Stress wave in the mesoscopic discontinuous medium by fractional approach

Abstract

A fractional approach based on the generalized Taylor's formula is proposed to describe the dynamic responses in the meso-discontinuous medium (e.g., oyster shell). The governing equations with the Caputo-defined fractional derivatives in space are derived. In order to describe the dynamic effect of geometric structures in the meso- discontinuous medium, the finite element method (FEM) is employed together with the fractional governing equations to establish the relation of the equivalent fractional order (α¯) with the fractal dimension (D), and the linear relation is obtained as: α¯=0.99D−0.97. The results also show that the equivalent effects of porous structure on wave propagation could be determined by fractal dimension and fractional order. The CO2 pulse laser together with VISAR measurement is then employed to investigate the dynamic responses in the oyster shell specimens. The evaluated equivalent fractional order decreases with increasing of the density, and the equivalent fractional orders (α¯) of pure nacre and pure chalk are estimated to be respectively 0.61 and 0.69, while the estimated α¯ of pure nacre and pure chalk by FEM are 0.63 and 0.79. The difference of estimated α¯(0.79) with actual α¯(0.69) of chalk is due to the irregular interface, which would cause greater wave attenuation.

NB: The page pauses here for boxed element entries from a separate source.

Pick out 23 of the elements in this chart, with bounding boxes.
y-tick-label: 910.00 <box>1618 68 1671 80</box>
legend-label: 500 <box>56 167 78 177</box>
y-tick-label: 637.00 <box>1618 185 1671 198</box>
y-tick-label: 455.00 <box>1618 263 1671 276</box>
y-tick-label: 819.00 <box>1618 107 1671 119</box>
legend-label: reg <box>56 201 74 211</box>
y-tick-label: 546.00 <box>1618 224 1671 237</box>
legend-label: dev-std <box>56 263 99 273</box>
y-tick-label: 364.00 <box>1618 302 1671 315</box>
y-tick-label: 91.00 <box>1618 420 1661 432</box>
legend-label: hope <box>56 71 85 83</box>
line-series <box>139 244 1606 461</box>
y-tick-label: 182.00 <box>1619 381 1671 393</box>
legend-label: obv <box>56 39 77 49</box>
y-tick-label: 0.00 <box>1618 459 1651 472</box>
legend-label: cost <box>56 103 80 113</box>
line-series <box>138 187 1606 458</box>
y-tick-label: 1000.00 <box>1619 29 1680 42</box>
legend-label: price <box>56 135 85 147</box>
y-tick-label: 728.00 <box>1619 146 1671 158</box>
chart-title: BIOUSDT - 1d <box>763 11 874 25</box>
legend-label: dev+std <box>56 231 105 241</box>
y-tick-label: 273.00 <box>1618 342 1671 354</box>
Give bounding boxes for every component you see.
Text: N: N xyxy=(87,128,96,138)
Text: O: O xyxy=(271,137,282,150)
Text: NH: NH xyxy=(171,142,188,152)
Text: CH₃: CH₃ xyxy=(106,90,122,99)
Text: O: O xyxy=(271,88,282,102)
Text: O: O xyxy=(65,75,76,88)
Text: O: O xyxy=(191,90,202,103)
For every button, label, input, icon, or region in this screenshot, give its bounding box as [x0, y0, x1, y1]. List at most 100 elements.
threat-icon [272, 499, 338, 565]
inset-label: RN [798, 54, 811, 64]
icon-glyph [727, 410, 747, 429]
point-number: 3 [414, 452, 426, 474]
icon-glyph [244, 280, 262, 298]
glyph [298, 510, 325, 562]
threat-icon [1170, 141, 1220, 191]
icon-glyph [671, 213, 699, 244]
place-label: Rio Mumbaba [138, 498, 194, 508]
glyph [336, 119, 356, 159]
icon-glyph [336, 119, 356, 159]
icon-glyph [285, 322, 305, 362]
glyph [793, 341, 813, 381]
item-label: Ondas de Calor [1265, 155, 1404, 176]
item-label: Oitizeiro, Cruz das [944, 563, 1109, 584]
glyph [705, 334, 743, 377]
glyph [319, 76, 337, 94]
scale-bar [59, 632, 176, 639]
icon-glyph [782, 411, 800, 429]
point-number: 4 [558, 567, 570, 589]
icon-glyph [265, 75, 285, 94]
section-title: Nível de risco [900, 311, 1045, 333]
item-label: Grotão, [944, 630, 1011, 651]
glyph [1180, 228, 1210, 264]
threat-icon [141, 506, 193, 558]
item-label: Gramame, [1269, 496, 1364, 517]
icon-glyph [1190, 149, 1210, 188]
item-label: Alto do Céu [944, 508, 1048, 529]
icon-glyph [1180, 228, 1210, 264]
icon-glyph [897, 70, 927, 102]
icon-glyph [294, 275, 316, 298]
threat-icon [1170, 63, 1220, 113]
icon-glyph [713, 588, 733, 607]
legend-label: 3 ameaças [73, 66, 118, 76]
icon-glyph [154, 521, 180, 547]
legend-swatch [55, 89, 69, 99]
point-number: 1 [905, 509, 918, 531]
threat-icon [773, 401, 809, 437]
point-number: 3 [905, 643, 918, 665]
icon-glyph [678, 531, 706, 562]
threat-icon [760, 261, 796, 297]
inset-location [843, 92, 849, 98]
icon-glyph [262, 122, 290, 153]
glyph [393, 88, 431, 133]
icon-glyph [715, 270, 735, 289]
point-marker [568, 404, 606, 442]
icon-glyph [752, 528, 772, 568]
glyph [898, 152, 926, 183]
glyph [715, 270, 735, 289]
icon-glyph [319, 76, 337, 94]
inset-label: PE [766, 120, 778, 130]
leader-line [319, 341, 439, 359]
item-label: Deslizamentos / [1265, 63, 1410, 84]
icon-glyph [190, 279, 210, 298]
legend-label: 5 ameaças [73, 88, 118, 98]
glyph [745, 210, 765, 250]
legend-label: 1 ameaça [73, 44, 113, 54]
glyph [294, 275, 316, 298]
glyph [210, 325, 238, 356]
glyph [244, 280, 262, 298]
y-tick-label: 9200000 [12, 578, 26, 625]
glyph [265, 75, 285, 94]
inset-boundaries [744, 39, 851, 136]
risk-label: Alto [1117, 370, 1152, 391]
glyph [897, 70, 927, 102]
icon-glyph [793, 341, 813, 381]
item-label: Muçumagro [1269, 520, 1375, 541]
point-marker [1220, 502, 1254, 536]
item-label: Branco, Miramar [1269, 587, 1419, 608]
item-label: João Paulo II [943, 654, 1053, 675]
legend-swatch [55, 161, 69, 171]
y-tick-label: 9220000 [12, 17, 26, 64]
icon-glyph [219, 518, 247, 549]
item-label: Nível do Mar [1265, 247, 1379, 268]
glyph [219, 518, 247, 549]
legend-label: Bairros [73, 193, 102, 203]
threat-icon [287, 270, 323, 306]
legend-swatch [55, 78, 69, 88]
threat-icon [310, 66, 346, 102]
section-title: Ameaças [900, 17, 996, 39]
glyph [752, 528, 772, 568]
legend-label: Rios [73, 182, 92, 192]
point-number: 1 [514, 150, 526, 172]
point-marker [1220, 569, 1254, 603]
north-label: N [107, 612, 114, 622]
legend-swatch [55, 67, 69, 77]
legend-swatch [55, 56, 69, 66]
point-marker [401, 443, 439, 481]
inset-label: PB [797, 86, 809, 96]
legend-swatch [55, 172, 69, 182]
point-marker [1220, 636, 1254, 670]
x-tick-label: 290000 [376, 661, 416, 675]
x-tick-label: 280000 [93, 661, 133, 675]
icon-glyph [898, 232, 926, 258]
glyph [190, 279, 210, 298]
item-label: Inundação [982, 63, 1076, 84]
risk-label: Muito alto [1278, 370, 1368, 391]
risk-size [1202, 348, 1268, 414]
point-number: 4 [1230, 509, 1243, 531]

Due to the stronger and much more meso-discontinuous interfaces (i.e., the brick-mud structures) in the nacre, wave amplitude decays more seriously in the nacre (denser with higher density) than those in the chalk (looser with lower density), and measured velocities decrease with increasing of the density. This work provided a new approach to investigate the dynamic mechanical properties of meso-discontinuous mediums.